Scientifically speaking, spirits are not real, if for no other reason than that spirits themselves are believed to be antiscientific entities.
This is a fallacy if I have ever heard or seen one.

Just because there might be realities beyond the reach of scientific measurement and understanding, does not make them anti scientific and it does not follow that they do not exist. Anything that transcends empirical knowledge, in other words nature, is not relevant to “scientific research”. However that doesn’t mean that one cannot clearly see that there are in fact aspects of nature that go beyoud the bounds of scientific knowledge (such as what caused the “BigBang”), and therefore points to realities beyond the comprehension of science and the tools we use to develop theories. An object that moves itself and thinks for itself, has by its very actions, broken the chains of deterministic causality, and as such has transcended cause and effect. Our existence is a contradiction to the natural order.

In any case, real Scientists practice methodological naturalism, not naturalism.

Philosophically speaking, the presence of mind points to a reality that is non physical in nature, because the mind, so far as it perceives and freely manipulates the reality of other objects, does not correspond to the behavior of natural inert events. I have ideas that are clearly non-physical, despite their connections with the physical processes of the brain. My ignoring them doesn’t change what I am experiencing. Just because we can see the effects of thinking through brain imaging, does not give us any good reason to ignore the non-physical subjective aspects of mind. If anything, brain imaging gives us proof, through the power of inference, that there is in fact a mind. But it cannot tell us the nature of mind for you cannot measure the subjective aspects of perception or ideas; neither can you ignore them in an attempt to create a physical theory of mind. And hence we have reached the legitimate limits of what “Science” can say about the brain.

What is evident to me, and many others, is that there is a physical aspect of thinking, so far as my thoughts correspond to natural processes and requires them in order for me to have potential and actuality; and there is also the non-physical aspect of mind so far as I can freely create, in my mind, a subjective non physical non-dimensional image of objective reality, free of the blind deterministic and random aspects of nature.

So far as we accept the subjective reality of thinking as being a real phenomenon, it is imposible to create a purely physical theory of mind. The problem which arises from the concept of the mind being caused by purely physical processes is the fact that all my ideas will also be the result of physical processes. If my writing this is in fact caused by a blind natural event, then it is not me that is freely writing, but it is instead nature which is blindly processing thoughts and feelings and typing them into this page. Not only does this challenge the reality of freewill, it undermines science, since we only think and do what nature makes us think. In otherwords it all might be an illusion.

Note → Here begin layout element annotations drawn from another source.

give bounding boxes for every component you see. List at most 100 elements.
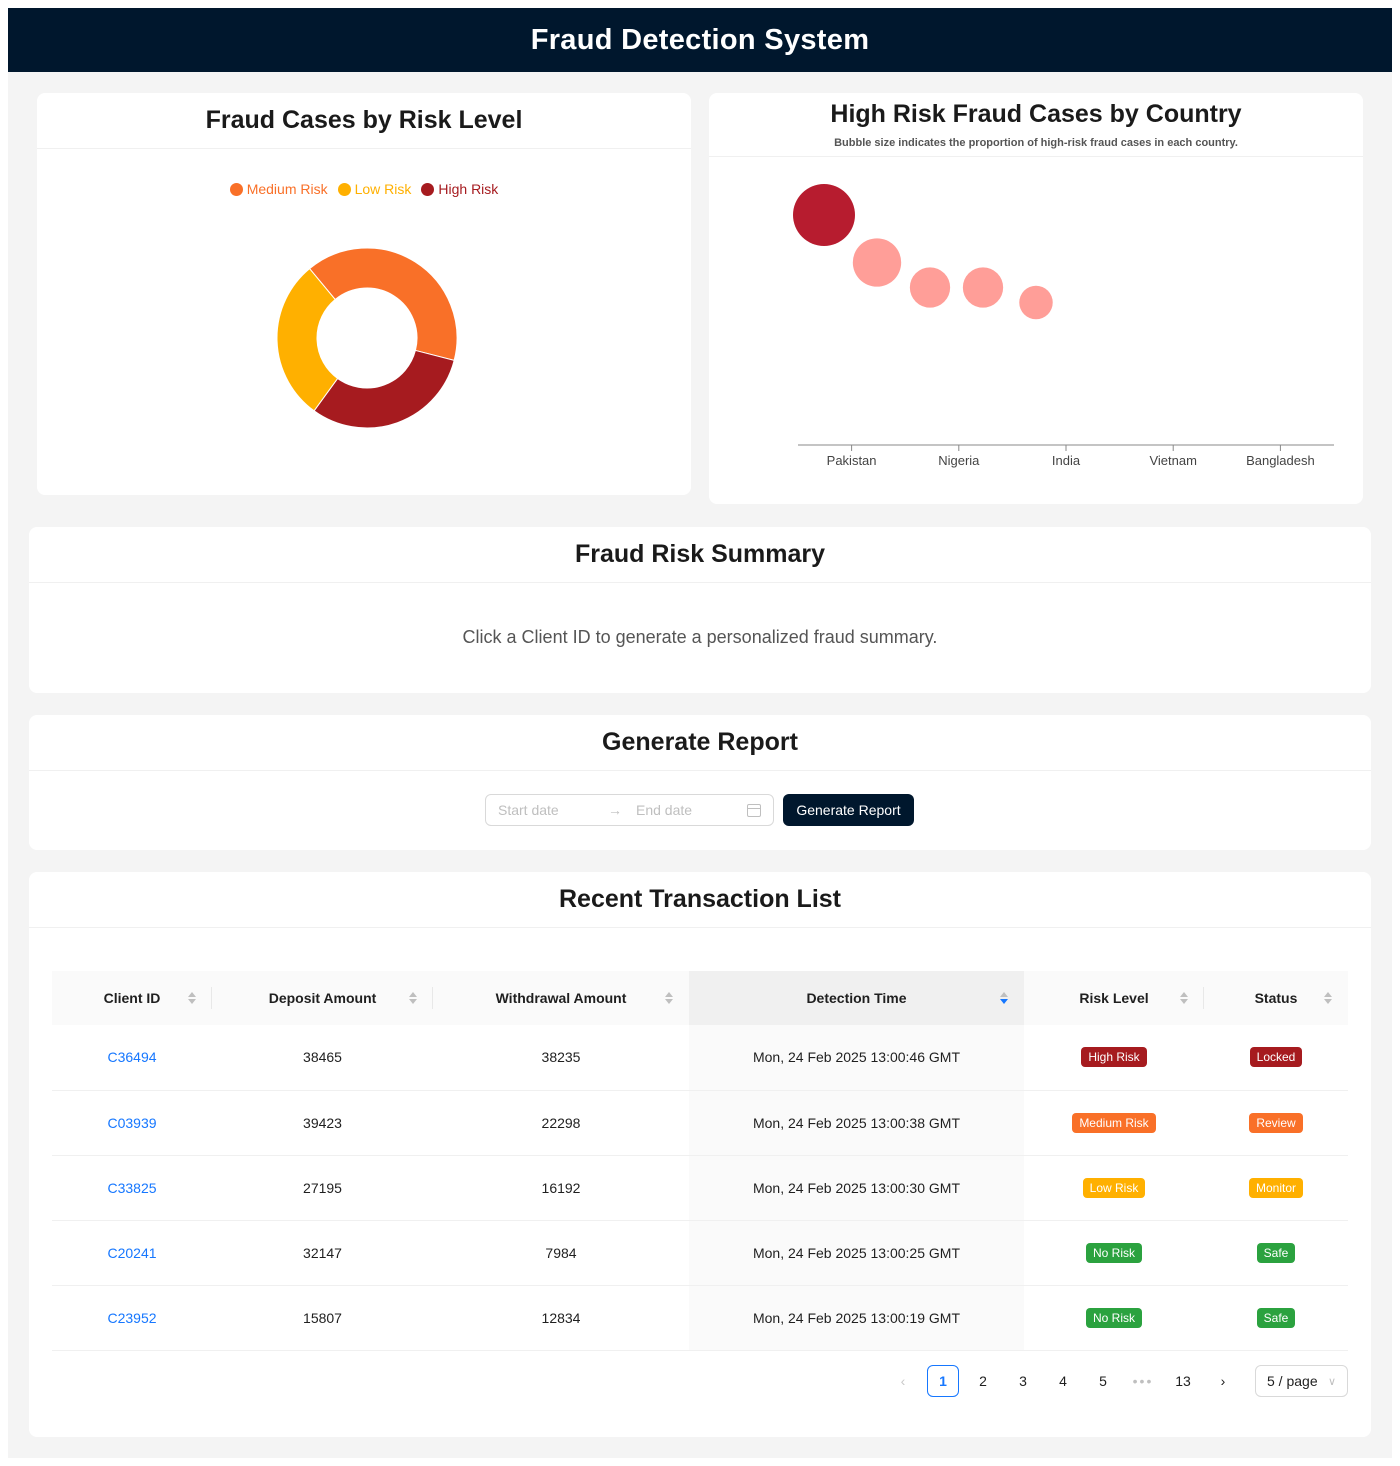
table-row[interactable]: C03939 39423 22298 Mon, 24 Feb 2025 13:00:3… (52, 1090, 1348, 1156)
x-tick-label: Nigeria (938, 453, 980, 468)
page-4-button[interactable]: 4 (1047, 1365, 1079, 1397)
column-label: Deposit Amount (268, 990, 377, 1006)
withdrawal-cell: 22298 (433, 1090, 689, 1156)
sort-icon[interactable] (409, 992, 417, 1004)
fraud-summary-card: Fraud Risk Summary Click a Client ID to … (29, 527, 1371, 693)
page-2-button[interactable]: 2 (967, 1365, 999, 1397)
legend-label: Low Risk (354, 181, 412, 197)
risk-level-cell: Low Risk (1024, 1155, 1204, 1221)
status-cell: Safe (1204, 1285, 1348, 1351)
table-row[interactable]: C23952 15807 12834 Mon, 24 Feb 2025 13:00:1… (52, 1285, 1348, 1351)
table-row[interactable]: C36494 38465 38235 Mon, 24 Feb 2025 13:00:4… (52, 1025, 1348, 1091)
risk-level-tag: No Risk (1085, 1242, 1142, 1263)
legend-item[interactable]: Medium Risk (229, 181, 328, 197)
table-row[interactable]: C20241 32147 7984 Mon, 24 Feb 2025 13:00:25… (52, 1220, 1348, 1286)
client-id-link[interactable]: C23952 (107, 1310, 156, 1326)
client-id-link[interactable]: C03939 (107, 1115, 156, 1131)
start-date-input[interactable]: Start date (498, 802, 608, 818)
status-cell: Monitor (1204, 1155, 1348, 1221)
summary-text: Click a Client ID to generate a personal… (462, 627, 938, 647)
jump-next-ellipsis[interactable]: ••• (1127, 1365, 1159, 1397)
bubble-mark[interactable] (962, 267, 1004, 308)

However, this is not my immediate experience as a human being. It has always been obvious that we are a union of mind and body, but it is not at all obvious why freewill and mind ought to arise from a natural ordering of the elements; and therefore it is not reasonable for me to believe that my mind is ultimately a product of nature just because physical processes are involved in my being conscious. Rather it is more reasonable to think that we are dealing with to different realities (“Mind”, and the Physical ordering of “mind”) which have been unified, so far as it is subjectively evident to me that I have freewill and immaterial ideas.
To prove that spirits are real one would have to prove that there is no science, no natural laws and methods to accurately predict behavior. That would be a tough one.
No. One does not. It is the scientist that must prove through the scientific methods that mind is a deterministic product of natural processes. But freewill contradicts this idea, so I don’t see why it would be possible.
I’m thinking of the placebo effect.
The placebo effect proves the dominion of mind over matter, becuase the minds will to believe, or belief, is determining the behavior and the outcome of physical events.